Audio & Speech

Whisper-small quantization: 57% smaller, better accuracy on edge

Dynamic int8 with Quanto cuts model size without retraining or accuracy loss.

Deep Dive

Large speech recognition models like OpenAI's Whisper-small are powerful but too computationally heavy for edge devices. A new study from Arthur Söhler, Julian Irigoyen, and Andreas Søeborg Kirkedal, accepted at the SPEAKABLE workshop (LREC 2026), systematically evaluates post-training quantization (PTQ) — reducing numerical precision without retraining — to shrink Whisper-small while preserving accuracy. The team tested four quantization libraries: PyTorch, Optimum-Quanto, HQQ, and bitsandbytes, examining different schemes (dynamic/static), methods, granularities, and bit-widths on the LibriSpeech test sets.

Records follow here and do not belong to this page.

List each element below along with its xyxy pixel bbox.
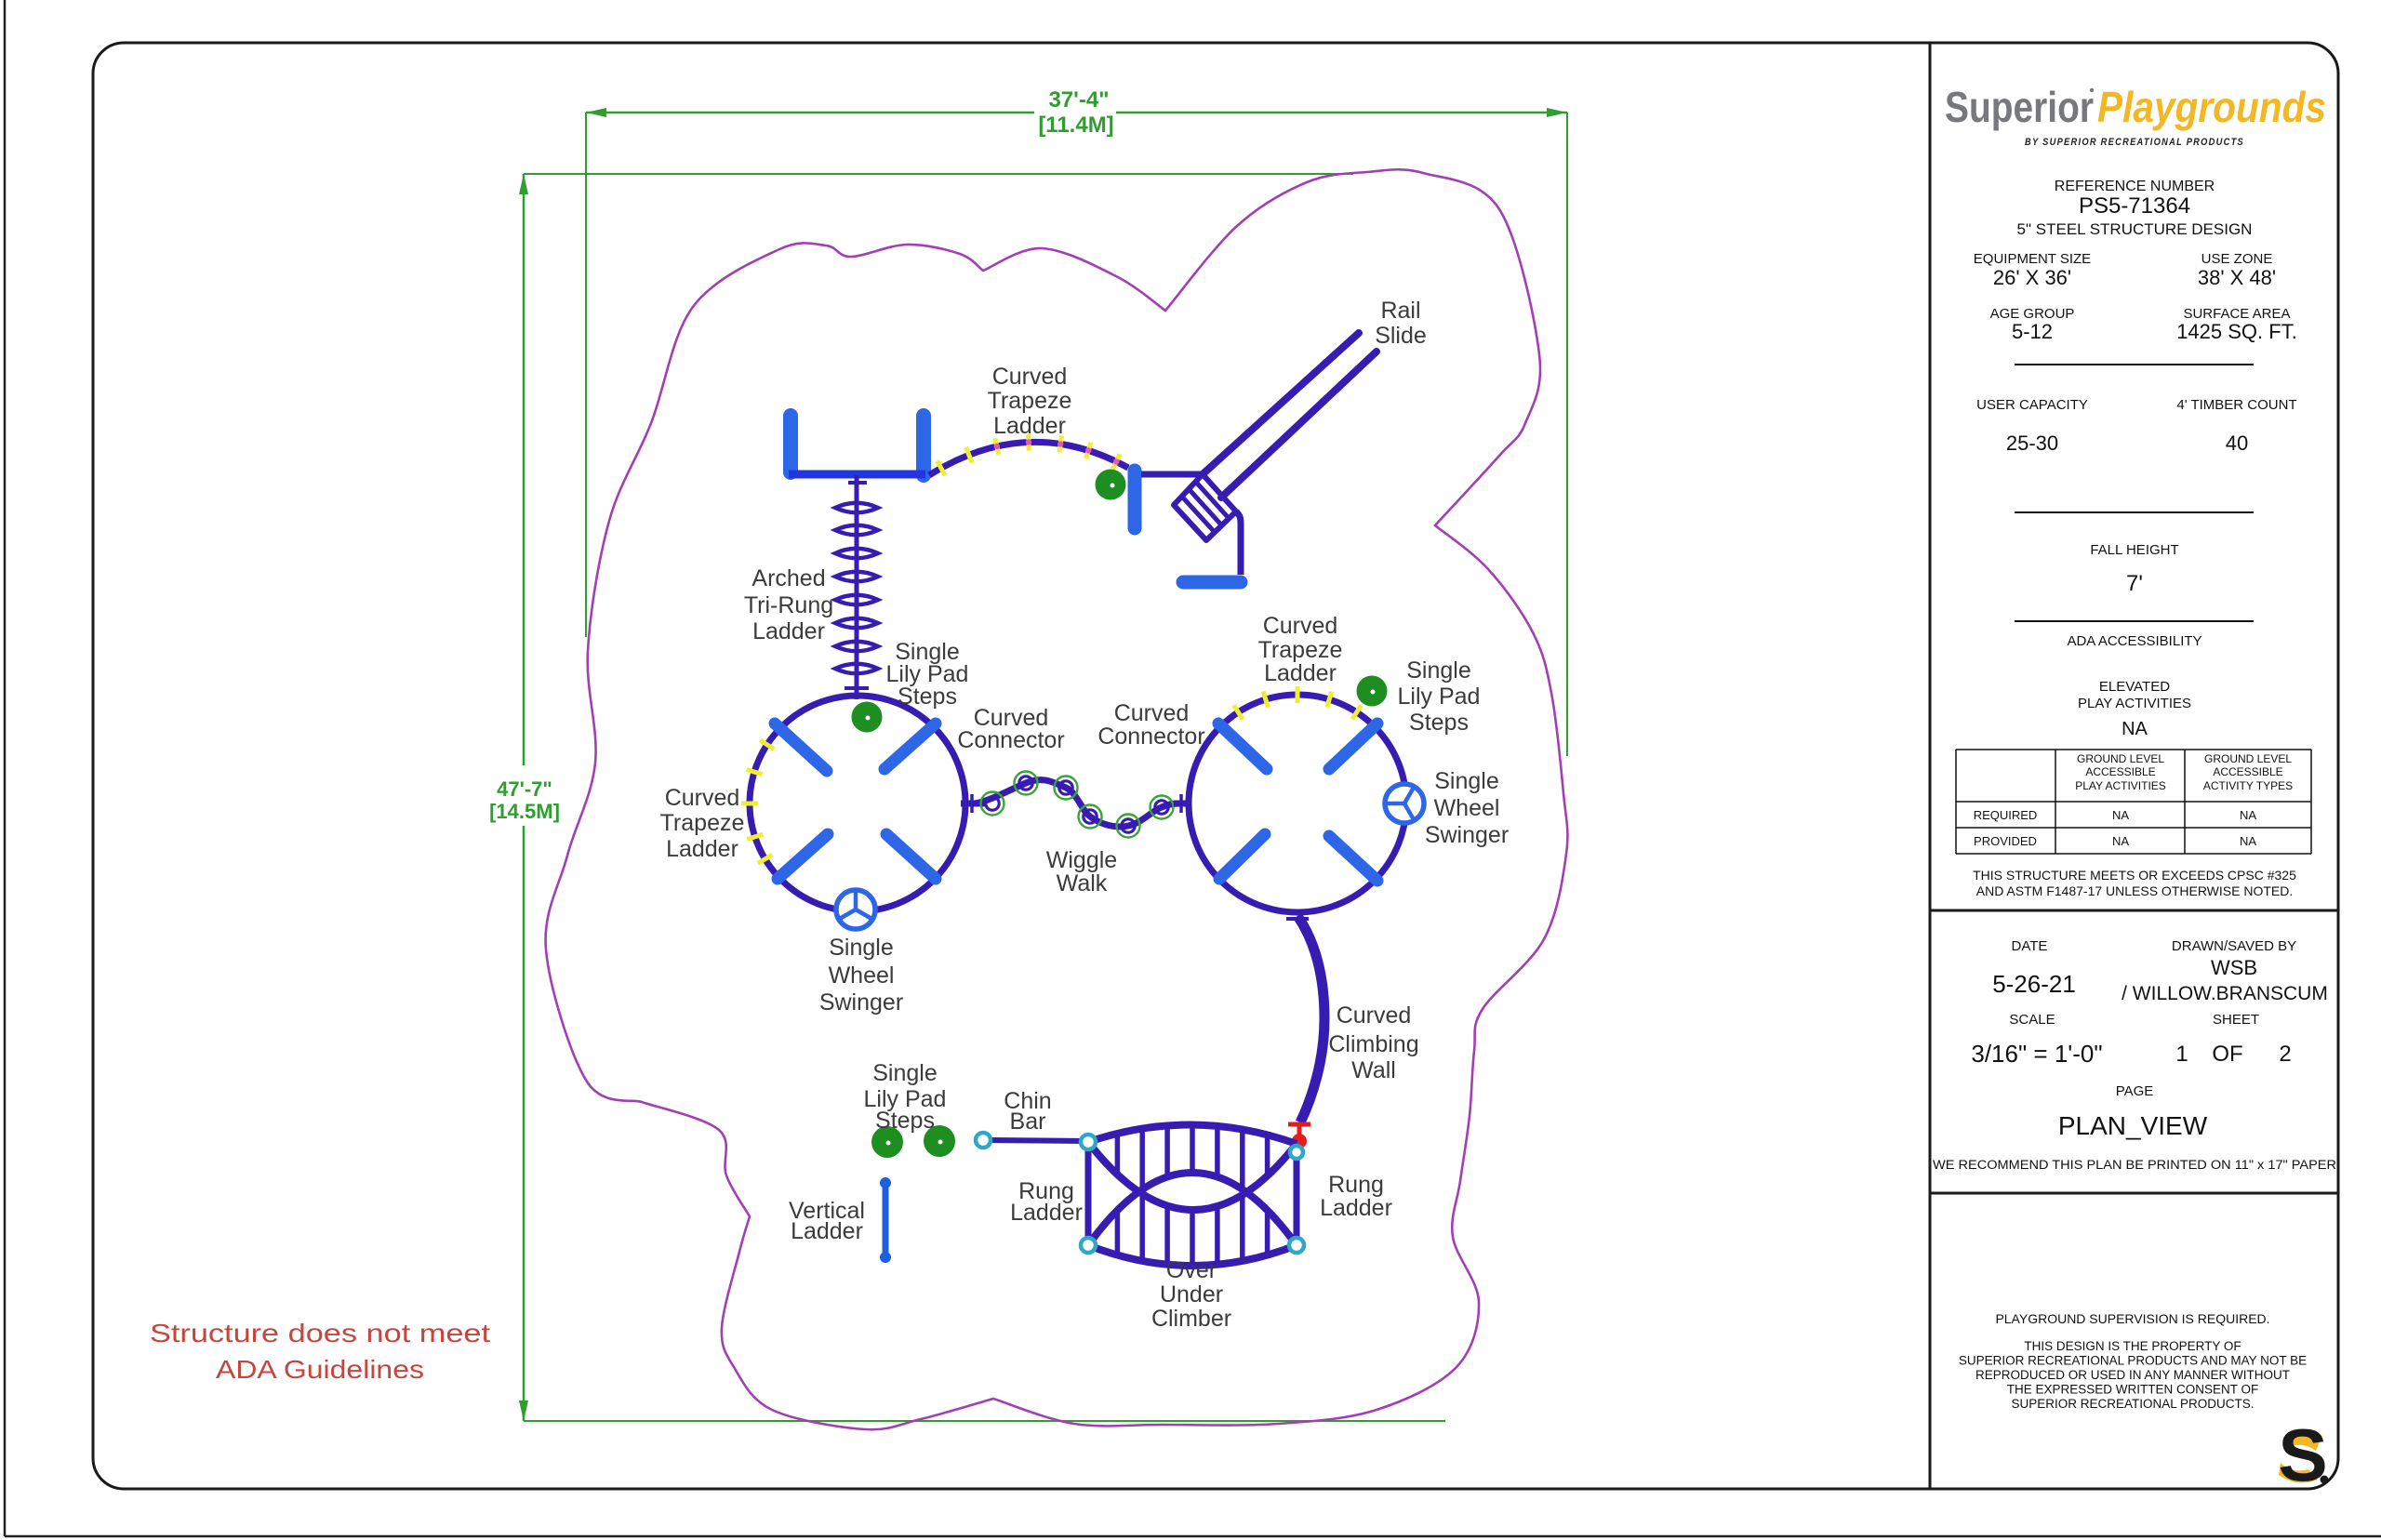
svg-text:Curved: Curved <box>992 364 1068 390</box>
post capsule P3 <box>1128 471 1142 528</box>
svg-text:5" STEEL STRUCTURE DESIGN: 5" STEEL STRUCTURE DESIGN <box>2017 220 2253 238</box>
timber count heading <box>2176 397 2296 413</box>
separator rule 2 <box>2015 511 2254 513</box>
fall height value <box>2126 571 2143 596</box>
svg-text:Ladder: Ladder <box>1010 1200 1083 1226</box>
dimension text 47'-7" <box>497 777 552 801</box>
svg-text:Climbing: Climbing <box>1328 1031 1418 1057</box>
svg-text:PLAY ACTIVITIES: PLAY ACTIVITIES <box>2075 779 2166 792</box>
curved climbing wall <box>1297 916 1324 1122</box>
svg-text:Ladder: Ladder <box>1264 660 1337 686</box>
svg-text:[14.5M]: [14.5M] <box>489 800 560 823</box>
svg-text:GROUND LEVEL: GROUND LEVEL <box>2204 752 2292 765</box>
post capsule P1 <box>783 416 798 472</box>
sheet heading <box>2213 1012 2259 1028</box>
svg-text:Climber: Climber <box>1151 1306 1231 1332</box>
right circle wiggle stub <box>1174 794 1191 813</box>
svg-text:Wheel: Wheel <box>1434 795 1500 821</box>
overhead rail <box>789 471 925 479</box>
svg-text:Trapeze: Trapeze <box>1258 637 1343 663</box>
svg-text:Steps: Steps <box>875 1108 935 1134</box>
svg-text:Ladder: Ladder <box>791 1218 863 1244</box>
svg-text:Wiggle: Wiggle <box>1046 847 1117 873</box>
svg-text:Ladder: Ladder <box>993 413 1066 439</box>
page heading <box>2116 1083 2154 1099</box>
equipment size heading <box>1974 251 2091 267</box>
slide deck connector line <box>1141 471 1203 478</box>
red anchor pin <box>1288 1124 1310 1148</box>
svg-text:NA: NA <box>2112 808 2129 822</box>
equipment size value <box>1993 266 2071 289</box>
svg-text:SUPERIOR RECREATIONAL PRODUCTS: SUPERIOR RECREATIONAL PRODUCTS. <box>2011 1397 2254 1411</box>
svg-text:Curved: Curved <box>1337 1002 1412 1029</box>
curved trapeze ladder yellow ticks <box>938 434 1121 476</box>
svg-text:USER CAPACITY: USER CAPACITY <box>1976 397 2088 413</box>
print recommendation <box>1933 1158 2336 1172</box>
svg-text:Swinger: Swinger <box>1425 822 1509 848</box>
svg-text:SCALE: SCALE <box>2009 1012 2055 1028</box>
use zone top extension line <box>524 173 1353 175</box>
vertical ladder <box>880 1177 891 1263</box>
svg-text:Steps: Steps <box>1409 710 1469 736</box>
chin bar <box>991 1140 1088 1141</box>
svg-text:Swinger: Swinger <box>819 989 903 1016</box>
logo byline <box>2025 137 2244 148</box>
bottom lily pad step 1 <box>871 1126 903 1158</box>
user capacity heading <box>1976 397 2088 413</box>
svg-text:Wall: Wall <box>1351 1057 1396 1083</box>
dimension text [11.4M] <box>1038 113 1113 138</box>
svg-text:Bar: Bar <box>1010 1109 1046 1135</box>
svg-text:Wheel: Wheel <box>829 962 895 989</box>
timber count value <box>2226 431 2248 455</box>
left circle wiggle stub <box>961 794 986 813</box>
label curved climbing wall <box>1328 1002 1418 1083</box>
svg-text:SUPERIOR RECREATIONAL PRODUCTS: SUPERIOR RECREATIONAL PRODUCTS AND MAY N… <box>1959 1354 2307 1368</box>
title block divider 1 <box>1930 909 2338 912</box>
svg-text:Arched: Arched <box>752 565 825 591</box>
wiggle walk wavy beam <box>975 780 1183 827</box>
label curved trapeze ladder left <box>660 785 745 862</box>
svg-text:38' X 48': 38' X 48' <box>2198 266 2276 289</box>
svg-text:PS5-71364: PS5-71364 <box>2079 193 2190 219</box>
elevated NA value <box>2122 719 2148 739</box>
svg-text:S: S <box>2278 1414 2327 1496</box>
elevated play activities <box>2078 679 2191 711</box>
bottom lily pad step 2 <box>924 1125 955 1157</box>
page value <box>2058 1111 2208 1140</box>
rail slide end capsule <box>1183 576 1241 590</box>
teal connector rings <box>976 1133 1304 1253</box>
svg-text:Superior: Superior <box>1945 83 2094 131</box>
supervision note <box>1995 1311 2269 1326</box>
sheet value <box>2175 1042 2291 1067</box>
svg-text:/ WILLOW.BRANSCUM: / WILLOW.BRANSCUM <box>2122 983 2328 1004</box>
svg-text:PLAY ACTIVITIES: PLAY ACTIVITIES <box>2078 696 2191 711</box>
label single wheel swinger bottom <box>819 935 903 1016</box>
svg-text:40: 40 <box>2226 431 2248 455</box>
svg-text:Connector: Connector <box>957 727 1064 753</box>
label single lily pad steps bottom <box>864 1060 947 1134</box>
reference number value <box>2079 193 2190 219</box>
svg-text:USE ZONE: USE ZONE <box>2201 251 2273 267</box>
svg-text:BY SUPERIOR RECREATIONAL PRODU: BY SUPERIOR RECREATIONAL PRODUCTS <box>2025 137 2244 148</box>
svg-text:EQUIPMENT SIZE: EQUIPMENT SIZE <box>1974 251 2091 267</box>
svg-text:7': 7' <box>2126 571 2143 596</box>
svg-text:Ladder: Ladder <box>752 618 825 644</box>
svg-text:26' X 36': 26' X 36' <box>1993 266 2071 289</box>
svg-text:ACTIVITY TYPES: ACTIVITY TYPES <box>2203 779 2293 792</box>
svg-text:DATE: DATE <box>2012 938 2048 954</box>
label chin bar <box>1004 1088 1051 1135</box>
svg-text:REQUIRED: REQUIRED <box>1974 808 2038 822</box>
svg-text:Single: Single <box>829 935 894 961</box>
drawn by name <box>2122 983 2328 1004</box>
right circle yellow ladder ticks <box>1217 686 1377 730</box>
svg-text:Rung: Rung <box>1328 1172 1384 1198</box>
svg-text:FALL HEIGHT: FALL HEIGHT <box>2090 542 2178 558</box>
svg-text:ADA ACCESSIBILITY: ADA ACCESSIBILITY <box>2067 633 2201 649</box>
label single lily pad steps left <box>886 639 969 710</box>
svg-text:Single: Single <box>1406 657 1471 684</box>
age group heading <box>1990 306 2075 322</box>
drawn by heading <box>2172 938 2296 954</box>
svg-text:3/16" = 1'-0": 3/16" = 1'-0" <box>1971 1040 2102 1068</box>
rung ladder left side <box>1085 1142 1092 1245</box>
label vertical ladder <box>789 1198 865 1244</box>
svg-text:ELEVATED: ELEVATED <box>2099 679 2170 695</box>
svg-text:1425 SQ. FT.: 1425 SQ. FT. <box>2176 320 2297 343</box>
use zone outline purple blob <box>546 169 1568 1429</box>
svg-text:NA: NA <box>2122 719 2148 739</box>
right circle climber bars <box>1218 724 1377 881</box>
surface area heading <box>2183 306 2290 322</box>
label rung ladder right <box>1320 1172 1392 1221</box>
svg-text:THIS DESIGN IS THE PROPERTY OF: THIS DESIGN IS THE PROPERTY OF <box>2024 1339 2241 1353</box>
dimension text [14.5M] <box>489 800 560 823</box>
dimension line 47ft-7in vertical <box>519 174 528 1421</box>
svg-text:ACCESSIBLE: ACCESSIBLE <box>2085 765 2155 778</box>
ADA note text <box>150 1319 490 1384</box>
svg-text:Trapeze: Trapeze <box>660 810 745 836</box>
single wheel swinger bottom <box>836 890 875 929</box>
structure design line <box>2017 220 2253 238</box>
user capacity value <box>2006 431 2058 455</box>
extension line right vertical x1685 <box>1566 113 1568 756</box>
rung ladder right side <box>1294 1144 1300 1245</box>
svg-text:47'-7": 47'-7" <box>497 777 552 801</box>
svg-text:WE RECOMMEND THIS PLAN BE PRIN: WE RECOMMEND THIS PLAN BE PRINTED ON 11"… <box>1933 1158 2336 1172</box>
label single lily pad steps right <box>1398 657 1481 736</box>
scale heading <box>2009 1012 2055 1028</box>
left circle yellow ladder ticks <box>741 740 774 864</box>
tri-rung ladder bottom tick <box>845 686 869 690</box>
svg-text:Single: Single <box>1434 768 1499 794</box>
rail slide support drop <box>1236 511 1241 575</box>
svg-text:ACCESSIBLE: ACCESSIBLE <box>2213 765 2282 778</box>
tri-rung ladder rungs <box>835 503 878 674</box>
separator rule 3 <box>2015 620 2254 622</box>
svg-text:Tri-Rung: Tri-Rung <box>744 592 833 618</box>
dimension text 37'-4" <box>1048 87 1109 113</box>
single wheel swinger right <box>1385 784 1424 823</box>
svg-text:Steps: Steps <box>898 684 957 710</box>
title block separator <box>1929 43 1932 1489</box>
outer page border left edge <box>4 0 7 1536</box>
svg-text:Rail: Rail <box>1380 298 1420 324</box>
svg-text:GROUND LEVEL: GROUND LEVEL <box>2077 752 2164 765</box>
svg-text:PROVIDED: PROVIDED <box>1974 834 2037 848</box>
title block divider 2 <box>1930 1192 2338 1195</box>
svg-text:REFERENCE NUMBER: REFERENCE NUMBER <box>2055 179 2215 194</box>
svg-text:Trapeze: Trapeze <box>988 388 1072 414</box>
label curved trapeze ladder top <box>988 364 1072 439</box>
rail slide upper rail <box>1203 333 1359 474</box>
svg-text:2: 2 <box>2279 1042 2291 1067</box>
svg-text:Over: Over <box>1166 1257 1217 1283</box>
rail slide lower rail <box>1221 352 1377 498</box>
S corner logo <box>2278 1414 2328 1496</box>
label rung ladder left <box>1010 1178 1083 1226</box>
post capsule P2 <box>916 416 931 475</box>
lily pad step at slide deck <box>1096 470 1126 500</box>
svg-text:Ladder: Ladder <box>666 836 738 862</box>
label arched tri-rung ladder <box>744 565 833 644</box>
left play circle ring <box>750 696 965 911</box>
label curved connector right <box>1097 700 1204 750</box>
ada accessibility heading <box>2067 633 2201 649</box>
svg-text:Playgrounds: Playgrounds <box>2097 83 2326 131</box>
svg-text:Curved: Curved <box>1114 700 1190 726</box>
svg-text:DRAWN/SAVED BY: DRAWN/SAVED BY <box>2172 938 2296 954</box>
property notice <box>1959 1339 2307 1411</box>
surface area value <box>2176 320 2297 343</box>
svg-text:NA: NA <box>2240 808 2256 822</box>
right circle lily pad step <box>1357 676 1388 707</box>
extension line left vertical x630 <box>585 113 587 637</box>
svg-text:Connector: Connector <box>1097 724 1204 750</box>
svg-text:5-12: 5-12 <box>2012 320 2053 343</box>
svg-text:OF: OF <box>2212 1042 2242 1067</box>
svg-text:NA: NA <box>2112 834 2129 848</box>
arched tri-rung ladder rail <box>855 475 859 699</box>
fall height heading <box>2090 542 2178 558</box>
svg-text:Under: Under <box>1160 1281 1223 1308</box>
svg-text:SHEET: SHEET <box>2213 1012 2259 1028</box>
svg-text:Ladder: Ladder <box>1320 1195 1392 1221</box>
svg-text:Curved: Curved <box>1263 613 1338 639</box>
svg-text:THIS STRUCTURE MEETS OR EXCEED: THIS STRUCTURE MEETS OR EXCEEDS CPSC #32… <box>1973 868 2296 883</box>
label rail slide <box>1375 298 1427 349</box>
svg-text:PLAN_VIEW: PLAN_VIEW <box>2058 1111 2208 1140</box>
svg-text:Lily Pad: Lily Pad <box>1398 684 1481 710</box>
date value <box>1992 970 2076 998</box>
svg-text:AND ASTM F1487-17 UNLESS OTHER: AND ASTM F1487-17 UNLESS OTHERWISE NOTED… <box>1976 883 2294 898</box>
svg-text:Structure does not meet: Structure does not meet <box>150 1319 490 1348</box>
svg-text:37'-4": 37'-4" <box>1048 87 1109 113</box>
svg-text:REPRODUCED OR USED IN ANY MANN: REPRODUCED OR USED IN ANY MANNER WITHOUT <box>1975 1368 2290 1382</box>
curved trapeze ladder arc <box>929 442 1128 475</box>
CPSC note <box>1973 868 2296 898</box>
rail slide entry frame <box>1174 474 1236 540</box>
svg-text:1: 1 <box>2175 1042 2188 1067</box>
svg-text:THE EXPRESSED WRITTEN CONSENT: THE EXPRESSED WRITTEN CONSENT OF <box>2007 1383 2259 1397</box>
svg-text:Curved: Curved <box>665 785 740 811</box>
svg-text:Slide: Slide <box>1375 323 1427 349</box>
svg-text:Single: Single <box>872 1060 938 1086</box>
label curved connector left <box>957 705 1064 753</box>
left circle lily pad step <box>852 702 883 733</box>
svg-text:WSB: WSB <box>2211 956 2257 979</box>
wiggle walk rings <box>981 772 1174 838</box>
label single wheel swinger right <box>1425 768 1509 848</box>
reference number heading <box>2055 179 2215 194</box>
svg-text:5-26-21: 5-26-21 <box>1992 970 2076 998</box>
svg-text:ADA Guidelines: ADA Guidelines <box>216 1355 424 1384</box>
separator rule 1 <box>2015 364 2254 365</box>
svg-text:PAGE: PAGE <box>2116 1083 2154 1099</box>
tri-rung ladder top tick <box>848 481 867 485</box>
right play circle ring <box>1189 695 1406 912</box>
left circle climber bars <box>775 724 936 879</box>
date heading <box>2012 938 2048 954</box>
ADA accessibility table <box>1956 750 2311 854</box>
svg-text:25-30: 25-30 <box>2006 431 2058 455</box>
svg-text:NA: NA <box>2240 834 2256 848</box>
dimension line 37ft-4in horizontal <box>586 108 1567 117</box>
outer page border bottom edge <box>5 1535 2381 1538</box>
label over under climber <box>1151 1257 1231 1332</box>
age group value <box>2012 320 2053 343</box>
svg-text:4' TIMBER COUNT: 4' TIMBER COUNT <box>2176 397 2296 413</box>
label curved trapeze ladder right <box>1258 613 1343 686</box>
use zone heading <box>2201 251 2273 267</box>
svg-text:Walk: Walk <box>1057 870 1108 896</box>
use zone bottom extension line <box>524 1420 1445 1422</box>
right circle bottom tick <box>1286 917 1309 921</box>
scale value <box>1971 1040 2102 1068</box>
svg-text:[11.4M]: [11.4M] <box>1038 113 1113 138</box>
logo SuperiorPlaygrounds <box>1945 83 2326 131</box>
drawn by WSB <box>2211 956 2257 979</box>
over under climber bands <box>1088 1124 1297 1266</box>
label wiggle walk <box>1046 847 1117 896</box>
use zone value <box>2198 266 2276 289</box>
svg-text:PLAYGROUND SUPERVISION IS REQU: PLAYGROUND SUPERVISION IS REQUIRED. <box>1995 1311 2269 1326</box>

Their key finding: dynamic int8 quantization with Quanto offers the best trade-off, cutting model size by 57% and even slightly improving word error rate compared to the baseline. Static quantization performed worse, likely due to Whisper's Transformer architecture. More aggressive formats like nf4 and int3 achieved up to 71% compression but showed notable accuracy degradation on noisy speech (test-other). The paper provides a clear roadmap for selecting PTQ configurations, enabling efficient Whisper-small deployment on resource-constrained hardware without the cost of retraining.

Key Points
  • Dynamic int8 quantization with Optimum-Quanto reduces Whisper-small size by 57% while improving word error rate.
  • Static quantization underperforms due to Transformer architecture incompatibilities.
  • Aggressive formats (nf4, int3) achieve 71% compression but lose accuracy in noisy conditions.

Why It Matters

Enables Whisper-small to run efficiently on edge devices, opening up on-device speech recognition without cloud dependency.